5. 2025年の年金制度改正で何が変わる?106万円の壁撤廃の行方
2025年6月13日に成立した「年金制度改正法」には、パートなどで働く人の社会保険加入対象の拡大が盛り込まれました。
ここでは、主な改正をいくつかご紹介していきます。
社会保険の加入対象の拡大
これまでの年金制度は、長時間・フルタイムで働く人を中心に設計され、以下のような要件がありました。
- 週の所定労働時間が20時間以上
- 2か月を超える雇用の見込みがある
- 学生ではない
- 所定内賃金が月額8万8000円以上(←いわゆる「106万円の壁」に関連)
- 従業員数51人以上の企業で働いている
今回の改正では、「賃金要件の撤廃」と「企業規模要件の撤廃」が盛り込まれました。これにより、全国の最低賃金の引き上げ具合を見極めながら、いわゆる「106万円の壁」が3年以内に廃止されることになります。

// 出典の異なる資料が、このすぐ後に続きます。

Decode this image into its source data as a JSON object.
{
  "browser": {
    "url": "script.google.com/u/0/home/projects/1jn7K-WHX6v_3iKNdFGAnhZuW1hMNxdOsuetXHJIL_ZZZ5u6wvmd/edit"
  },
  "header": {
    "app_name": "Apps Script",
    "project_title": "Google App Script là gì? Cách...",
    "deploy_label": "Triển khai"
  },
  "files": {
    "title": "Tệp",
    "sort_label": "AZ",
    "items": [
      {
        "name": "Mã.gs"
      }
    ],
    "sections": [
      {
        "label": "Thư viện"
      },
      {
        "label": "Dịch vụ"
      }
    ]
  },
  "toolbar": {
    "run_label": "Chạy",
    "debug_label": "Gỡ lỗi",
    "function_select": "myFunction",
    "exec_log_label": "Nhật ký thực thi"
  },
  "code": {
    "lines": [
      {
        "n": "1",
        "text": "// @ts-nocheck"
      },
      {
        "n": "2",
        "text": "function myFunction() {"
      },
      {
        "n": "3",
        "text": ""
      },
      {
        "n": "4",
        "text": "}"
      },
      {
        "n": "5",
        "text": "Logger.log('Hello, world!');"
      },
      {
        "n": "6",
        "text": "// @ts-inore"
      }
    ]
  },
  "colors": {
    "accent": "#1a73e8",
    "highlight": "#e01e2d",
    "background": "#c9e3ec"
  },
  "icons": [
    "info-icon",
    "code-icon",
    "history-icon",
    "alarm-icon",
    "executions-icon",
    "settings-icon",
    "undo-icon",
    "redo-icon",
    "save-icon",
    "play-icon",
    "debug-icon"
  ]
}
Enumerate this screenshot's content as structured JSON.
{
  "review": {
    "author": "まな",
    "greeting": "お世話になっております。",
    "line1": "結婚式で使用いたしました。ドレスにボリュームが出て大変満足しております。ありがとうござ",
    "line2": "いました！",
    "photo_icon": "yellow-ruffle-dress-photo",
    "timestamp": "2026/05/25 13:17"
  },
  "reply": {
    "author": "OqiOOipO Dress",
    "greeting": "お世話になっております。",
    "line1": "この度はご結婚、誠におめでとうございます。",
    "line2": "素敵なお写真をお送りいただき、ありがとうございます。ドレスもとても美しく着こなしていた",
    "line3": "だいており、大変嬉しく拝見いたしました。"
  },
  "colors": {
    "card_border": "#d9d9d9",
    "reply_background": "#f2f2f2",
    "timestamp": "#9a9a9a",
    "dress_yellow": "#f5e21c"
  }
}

また、社会保険の加入対象となる企業規模も、10年かけて段階的に拡大され、最終的には企業規模に関係なく加入する仕組みになります。
近年の制度改正では、短時間勤務や中小企業で働く人でも、厚生年金や健康保険に加入しやすい方向へ制度が調整されています。将来の年金額が増える可能性がある一方、現役時代の保険料負担とのバランスをどう考えるかが、これまで以上に重要なテーマになっています。
在職老齢年金の見直し
年金を受け取りながら働く場合、一定以上の収入があると年金が減額される「在職老齢年金」の仕組みは、就労意欲を下げる要因の一つと指摘されてきました。
近年の見直しでは、この減額が発生しにくくなるよう基準の調整が進められ、年金と収入を両立しながら働き続けやすい制度へと修正されています。
遺族年金の見直し
遺族年金については、これまで残っていた男女差の是正や、子どもが給付を受けやすくする観点から制度の整理が行われています。
家族構成が多様化する中で、従来の世帯モデルに依存しない制度へと移行している点も、今回の改正の特徴といえるでしょう。
保険料や年金額の計算に使う賃金の上限の引き上げ
保険料や年金額を算定する際に使われる賃金の上限も引き上げられます。
これにより、収入が一定以上ある人は、現役時代の賃金に近い形で保険料を負担することになり、その分、将来受け取る年金額にも反映されやすくなります。
負担と給付の関係を明確にすることで、制度への納得感を高める狙いがあります。
その他の見直し
そのほかにも、子どもに関する加算や脱退一時金の見直し、iDeCoの加入年齢上限の引き上げなど、私的年金を含めた制度全体の調整が行われました。
こうした改正を踏まえると、公的年金は単に「老後にもらうお金」というだけの制度ではありません。
現役時代の働き方や収入の得方、さらに老後にどのような生活を送るかまで含めて、早い段階から考えていく必要がある制度へと変わりつつあります。